Arropados por la solidaridad de clase de sus pares, en Chile los victimarios suelen tener la desfachatez de posar como víctimas. El evasor de impuestos Carlos Lavín se describió a sí mismo como portador de “la virtud de la generosidad” y “víctima de imperdonable desigualdad de trato” tras ser condenado a clases de ética. El exministro de Educación Gerardo Varela exaltó al socio de Lavín en el crimen, “Choclo” Délano, como un “Gulliver amarrado por los liliputienses”, y lo comparó con Gabriela Mistral por recibir “el pago de Chile”.
El dueño de Agrosuper, Gonzalo Vial, birló junto a sus cómplices 1.500 millones de dólares a los chilenos en la colusión del pollo. Atacó a los fiscalizadores que lo descubrieron (“nunca han producido nada ni le han dado trabajo a nadie”) y afirmó que, antes de él, “la gente modesta no comía carne en Chile”. Cuando la Papelera protagonizó otra colusión, la Sofofa la liberó de todo reproche, considerando que “la empresa afectada procedió a implementar un conjunto de medidas”. Acto seguido, eligió al director de la “empresa afectada”, Bernardo Larraín Matte, como su nuevo presidente.
Tras expulsar con amenazas a tres mujeres de “su jardín” (una playa pública colindante a su fundo), Matías Pérez acusó a las víctimas de ser “provocadoras”, se quejó por ser “funado y denostado de manera grosera” y “artera”, amenazó con acciones legales y anunció que, cual Jesucristo, “pondré la otra mejilla”.
¿Por qué estos sujetos sienten que pueden actuar con tal impunidad? Tal vez la explicación resida en una estructura mental que, como sostiene el historiador José Bengoa, ha sobrevivido a la “modernización compulsiva” de nuestra sociedad. Esta ve a Chile como una “gran hacienda”, un sistema social de posiciones inamovibles, “con funciones diferenciadas y altamente jerarquizadas”.

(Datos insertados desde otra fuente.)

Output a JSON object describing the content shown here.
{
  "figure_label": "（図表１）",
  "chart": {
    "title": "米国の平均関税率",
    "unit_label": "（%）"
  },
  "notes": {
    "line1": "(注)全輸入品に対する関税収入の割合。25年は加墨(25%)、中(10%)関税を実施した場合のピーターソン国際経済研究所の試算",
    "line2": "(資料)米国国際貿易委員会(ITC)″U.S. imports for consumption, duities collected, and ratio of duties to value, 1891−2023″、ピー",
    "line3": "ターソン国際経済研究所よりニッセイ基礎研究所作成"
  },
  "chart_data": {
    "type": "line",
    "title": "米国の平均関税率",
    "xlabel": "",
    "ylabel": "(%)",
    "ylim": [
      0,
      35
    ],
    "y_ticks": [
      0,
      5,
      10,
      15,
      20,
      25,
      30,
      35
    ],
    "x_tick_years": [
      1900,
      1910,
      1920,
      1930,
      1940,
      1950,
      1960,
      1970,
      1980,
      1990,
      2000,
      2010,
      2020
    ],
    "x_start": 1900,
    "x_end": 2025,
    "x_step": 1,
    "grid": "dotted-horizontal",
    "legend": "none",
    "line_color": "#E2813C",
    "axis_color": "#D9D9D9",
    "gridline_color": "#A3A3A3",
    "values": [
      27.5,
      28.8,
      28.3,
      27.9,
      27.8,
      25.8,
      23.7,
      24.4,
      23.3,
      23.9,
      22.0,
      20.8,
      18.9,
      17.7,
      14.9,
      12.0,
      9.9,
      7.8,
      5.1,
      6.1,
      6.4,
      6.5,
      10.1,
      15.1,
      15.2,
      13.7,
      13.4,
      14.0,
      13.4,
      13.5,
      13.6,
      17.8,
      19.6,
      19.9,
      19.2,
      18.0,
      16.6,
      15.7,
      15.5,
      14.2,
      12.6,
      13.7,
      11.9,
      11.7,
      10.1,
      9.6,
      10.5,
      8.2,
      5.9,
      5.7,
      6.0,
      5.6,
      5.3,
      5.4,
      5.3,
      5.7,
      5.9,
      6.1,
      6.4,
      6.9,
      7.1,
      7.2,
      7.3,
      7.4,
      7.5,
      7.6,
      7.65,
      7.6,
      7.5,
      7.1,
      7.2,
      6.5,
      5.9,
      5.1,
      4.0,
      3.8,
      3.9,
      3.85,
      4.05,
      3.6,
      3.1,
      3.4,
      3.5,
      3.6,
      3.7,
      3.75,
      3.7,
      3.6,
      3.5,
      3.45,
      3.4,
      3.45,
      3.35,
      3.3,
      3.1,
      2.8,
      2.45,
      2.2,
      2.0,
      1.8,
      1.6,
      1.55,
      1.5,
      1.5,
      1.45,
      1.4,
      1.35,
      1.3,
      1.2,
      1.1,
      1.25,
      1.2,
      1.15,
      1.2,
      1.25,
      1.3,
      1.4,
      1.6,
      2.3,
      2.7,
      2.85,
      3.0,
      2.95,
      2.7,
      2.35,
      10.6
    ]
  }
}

Esta “continuidad subterránea del ethos hacendal”, en palabras de la investigadora Kathya Araujo, cristaliza en el modelo del “patrón de fundo”, un modo de ejercer la autoridad por la simple fuerza de la voluntad, sin sujeción a normas externas, que sigue siendo celebrado en ciertas capas dirigentes como modelo de liderazgo, fuerza e -incluso- masculinidad.
La miseria humana existe. Gil es la viva prueba de ello. Y en pleno siglo XXI, en esta gran hacienda llamada Chile, estos sujetos aun calculan que pueden salirse con la suya.
Lo peor del caso es que, a la luz de ocurrido en estos días, tal vez Gil tenga razón.